Commencement Address -- Joy Kaiser '51
30 May, 2004
Swarthmore Friends and Friends of Swarthmore:
You can't imagine how awesome it is to be standing here! But someday you too may experience this for yourselves — my husband and I fully expect that one day Swarthmore will award this high honor to some of you. Herb has told you what we've done to be here — I want to add just a little bit to the story — from my own perspective.
Professor Barry Schwartz has helped us all recognize that unlimited choice is not an unlimited blessing, and I am in fact grateful for not always having had a choice. For example, the State Department gave me no choice of a career. In the 1950s, when Herb joined the Foreign Service, it expected to get two-for-the-price-of-one. Wives were not allowed to work but were expected to be gracious hostesses, willing volunteers, and tour guides for visiting VIPs. Only in the 1970s did the feminist movement succeed in removing evaluation of his wife from an officer's all-important annual performance report. Happily today wives are allowed independent careers, and many are Foreign Service Officers.
But I don't regret not having had an independent career. I too studied the history and learned the languages of the countries we lived in, followed their politics as avidly as Herb, and was closer to everyday life. I think I was able to bring another perspective to Herb's political reporting, and I did my best to try to represent American ideas and values. So I enjoyed our two-person career. MESAB has been a continuation of that two-person career (with my role a little more upfront than in the Foreign Service).
But back to choices: In 1969 apartheid South Africa was the last place in the world that we wanted to go, but the State Department gave us no choice. So we went — kicking and screaming but trying to keep in mind the Serbian proverb that we learned in Belgrade: "What you have to do is easy."
I have always said that South Africa is parasitic. It gets under one's skin — it certainly got under ours. There were so many brave and wonderful people struggling at that time with such injustice. We could never forget South Africa so when Herb retired from the Foreign Service, we began to think about ways that outsiders could somehow help black South Africans.

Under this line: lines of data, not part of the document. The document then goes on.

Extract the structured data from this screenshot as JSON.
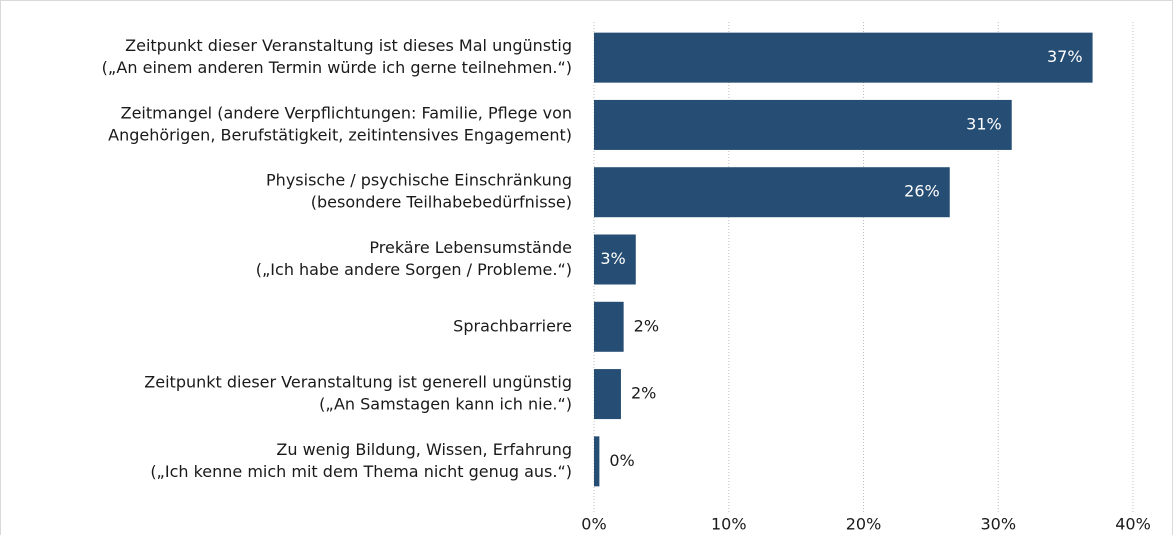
{
  "chart_data": {
    "type": "barh",
    "categories": [
      [
        "Zeitpunkt dieser Veranstaltung ist dieses Mal ungünstig",
        "(„An einem anderen Termin würde ich gerne teilnehmen.“)"
      ],
      [
        "Zeitmangel (andere Verpflichtungen: Familie, Pflege von",
        "Angehörigen, Berufstätigkeit, zeitintensives Engagement)"
      ],
      [
        "Physische / psychische Einschränkung",
        "(besondere Teilhabebedürfnisse)"
      ],
      [
        "Prekäre Lebensumstände",
        "(„Ich habe andere Sorgen / Probleme.“)"
      ],
      [
        "Sprachbarriere"
      ],
      [
        "Zeitpunkt dieser Veranstaltung ist generell ungünstig",
        "(„An Samstagen kann ich nie.“)"
      ],
      [
        "Zu wenig Bildung, Wissen, Erfahrung",
        "(„Ich kenne mich mit dem Thema nicht genug aus.“)"
      ]
    ],
    "values": [
      37,
      31,
      26.4,
      3.1,
      2.2,
      2.0,
      0.4
    ],
    "value_labels": [
      "37%",
      "31%",
      "26%",
      "3%",
      "2%",
      "2%",
      "0%"
    ],
    "color": "#264d73",
    "xlim": [
      0,
      40
    ],
    "xticks": [
      {
        "value": 0,
        "label": "0%"
      },
      {
        "value": 10,
        "label": "10%"
      },
      {
        "value": 20,
        "label": "20%"
      },
      {
        "value": 30,
        "label": "30%"
      },
      {
        "value": 40,
        "label": "40%"
      }
    ],
    "grid": true
  }
}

We had learned long ago about the Greek god Kairos, god of the propitious moment, and adopted him as a guide. The turbulent 1980s did not seem at the time like a propitious moment to start any kind of program in South Africa, but in retrospect we see that it was. For one thing South Africa was a hot topic: people knew about the unjust and ruthless treatment of the black majority, the anti-apartheid movement was gaining strength inside and outside South Africa. Violent protest countered by harsh repression was beginning: scenes of the struggle were appearing nightly on American TV screens. But apartheid was really beginning to unravel, as we had always known that it must. White universities in South Africa were beginning to defy the government and open their doors to blacks. There was pressure on US companies, universities, and foundations to DO SOMETHING. Sanctions were imposed, some companies and universities divested themselves of South African investments, but some wanted to do something positive and found in MESAB an avenue for action.
One of the things we had learned in the Foreign Service was that neither unilateralism nor paternalism work. (THAT lesson seems to have been lost on the present administration.) We knew that MESAB couldn't succeed unless black South Africans wanted our help and that it had to be a partnership in which black South Africans participated fully in establishing policy and programs. Blacks have always been the major component of MESAB's South African arm, and today MESAB graduates are playing an ever increasing role in the organization.
MESAB will celebrate its 20th anniversary next year. For us these 20 years have been exciting, scary, stressful, rewarding, fulfilling years. I hope that each of you will find a cause that will give you as much satisfaction. Lord knows there are plenty of causes out there: international and national and local problems demanding creative solutions. You may not be able to save the world but you can certainly make some corner of it a better place. So seize your propitious moment, find your cause and pursue it with passion and imagination and the intellectual firepower that your Swarthmore education has given you. Then I know that you too will enjoy the thrills and chills that Herb and I have experienced in our 54-year partnership.